Extracting the Heart
After all of the artichoke leaves are removed, what is left is arguably the best part: the artichoke heart. Yet it is a guarded heart! On top, it is covered with tiny, fuzzy, fibrous filaments. That section is called “the choke”. You do not want to eat the choke. Though it isn’t bad for you, it is certainly not pleasant. Thankfully, it is very easy to remove! Simply scoop away the choke section with a spoon, unveiling the heart below.
Side note: Did you know that the choke is actually the immature flower portion of the artichoke? If allowed to grow long enough to bloom, the choke is what turns into this stunning purple flower! Even more, they’re loaded with pollen for the bees!
Finally, you’ll want to cut the stem away from the artichoke heart too. The inner portion of the stem is meaty and edible, but the outsides are stringy and gross. Dissect as desired to enjoy.
Voilà! Now that you have the heart all exposed and vulnerable, you can devour it.
Eat your heart out.
How to Cook & Eat and Artichoke
- Dipping sauce of choice
- Wash artichoke, and trim off the bottom quarter inch of stem.
- Optional: Trim off thorns on the tips of the outer leaves, and cut off the top inch of the entire artichoke.
- Bring a pot of water to a boil. The pot should have a few inches of water to submerge the lower 1/3 of the artichoke. Add a couple of halved, washed lemons and dashes of salt to the water.
- Once boiling, place the artichoke(s) in the pot, stem portion down.
- Continue to simmer with the lid on the pot until the the stem and base of the artichoke is tender to the fork, or approximately 30-45 minutes (depending on artichoke size).
- Remove artichokes from water with a slotted spoon stem-up, allowing water to drain from the leaves.

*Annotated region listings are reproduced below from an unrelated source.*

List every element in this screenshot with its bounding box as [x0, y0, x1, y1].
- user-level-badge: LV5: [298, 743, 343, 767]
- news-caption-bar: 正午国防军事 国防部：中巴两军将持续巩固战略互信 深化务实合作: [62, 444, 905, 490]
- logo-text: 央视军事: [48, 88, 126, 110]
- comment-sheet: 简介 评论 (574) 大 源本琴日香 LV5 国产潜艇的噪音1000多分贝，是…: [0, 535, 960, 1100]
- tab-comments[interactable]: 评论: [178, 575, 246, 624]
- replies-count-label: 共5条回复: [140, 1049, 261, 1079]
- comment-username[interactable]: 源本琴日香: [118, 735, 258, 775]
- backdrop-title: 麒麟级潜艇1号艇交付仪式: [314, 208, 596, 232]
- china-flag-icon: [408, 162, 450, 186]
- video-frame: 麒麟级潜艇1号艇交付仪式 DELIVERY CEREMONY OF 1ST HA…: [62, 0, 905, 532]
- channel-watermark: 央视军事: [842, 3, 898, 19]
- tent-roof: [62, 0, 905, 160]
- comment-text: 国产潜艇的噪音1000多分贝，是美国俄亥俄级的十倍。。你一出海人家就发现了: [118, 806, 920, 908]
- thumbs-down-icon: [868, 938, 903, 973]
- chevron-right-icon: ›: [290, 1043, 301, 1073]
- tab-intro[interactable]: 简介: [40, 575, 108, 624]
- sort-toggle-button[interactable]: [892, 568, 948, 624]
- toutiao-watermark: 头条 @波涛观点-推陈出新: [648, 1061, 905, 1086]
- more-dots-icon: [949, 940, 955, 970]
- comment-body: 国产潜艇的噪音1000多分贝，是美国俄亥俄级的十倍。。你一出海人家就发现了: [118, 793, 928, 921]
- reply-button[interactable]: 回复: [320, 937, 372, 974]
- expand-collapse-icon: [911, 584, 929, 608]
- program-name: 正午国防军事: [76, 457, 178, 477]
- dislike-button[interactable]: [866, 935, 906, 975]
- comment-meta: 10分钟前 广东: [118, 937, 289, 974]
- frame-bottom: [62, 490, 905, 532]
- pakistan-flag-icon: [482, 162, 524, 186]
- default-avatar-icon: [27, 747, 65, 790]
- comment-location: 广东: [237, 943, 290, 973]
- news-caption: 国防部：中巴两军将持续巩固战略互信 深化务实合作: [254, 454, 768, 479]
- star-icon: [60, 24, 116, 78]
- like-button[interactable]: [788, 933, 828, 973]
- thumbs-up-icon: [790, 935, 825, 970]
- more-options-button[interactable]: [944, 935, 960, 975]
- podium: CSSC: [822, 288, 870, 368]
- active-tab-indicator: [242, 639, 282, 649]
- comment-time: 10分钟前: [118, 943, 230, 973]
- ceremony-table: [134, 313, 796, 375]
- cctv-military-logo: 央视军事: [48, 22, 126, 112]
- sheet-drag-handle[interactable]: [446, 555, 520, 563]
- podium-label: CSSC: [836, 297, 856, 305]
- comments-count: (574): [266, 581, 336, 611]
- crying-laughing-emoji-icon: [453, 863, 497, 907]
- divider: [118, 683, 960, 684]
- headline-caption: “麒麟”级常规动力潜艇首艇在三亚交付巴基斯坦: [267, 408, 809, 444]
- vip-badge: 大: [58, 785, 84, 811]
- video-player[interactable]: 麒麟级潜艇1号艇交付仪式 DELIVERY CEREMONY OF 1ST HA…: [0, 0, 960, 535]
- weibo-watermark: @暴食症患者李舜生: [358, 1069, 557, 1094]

- Finally, serve with your choice of dipping sauce, such as mayonnaise, vegan mayo, melted butter, garlic butter, or garlic and lemon mixed in mayo to create an aioli.
- To eat the artichoke: Dip the leaves in sauce and use your teeth to scrape away the inner meaty portion that was connected to the heart. Discard the remaining tough part of the leaves in a separate bowl. The outer leaves are more tough than the middle and inner ones, where you'll be able to eat more soft artichoke flesh. Keep plucking and removing leaves until there are none left. Next, use a spoon to gently scoop out the fibrous, furry "choke" part in the very center to discard. The heart is underneath! Also remove the stem. The inner portion of the stem is tender and edible, but the outer portion is stringy.
In closing, I truly hope that you found this article useful! Even more, that it enables some of you to enjoy your very first artichokes. If so – you’re welcome in advance! Because fresh, rich, simply-prepared artichokes can’t be beat!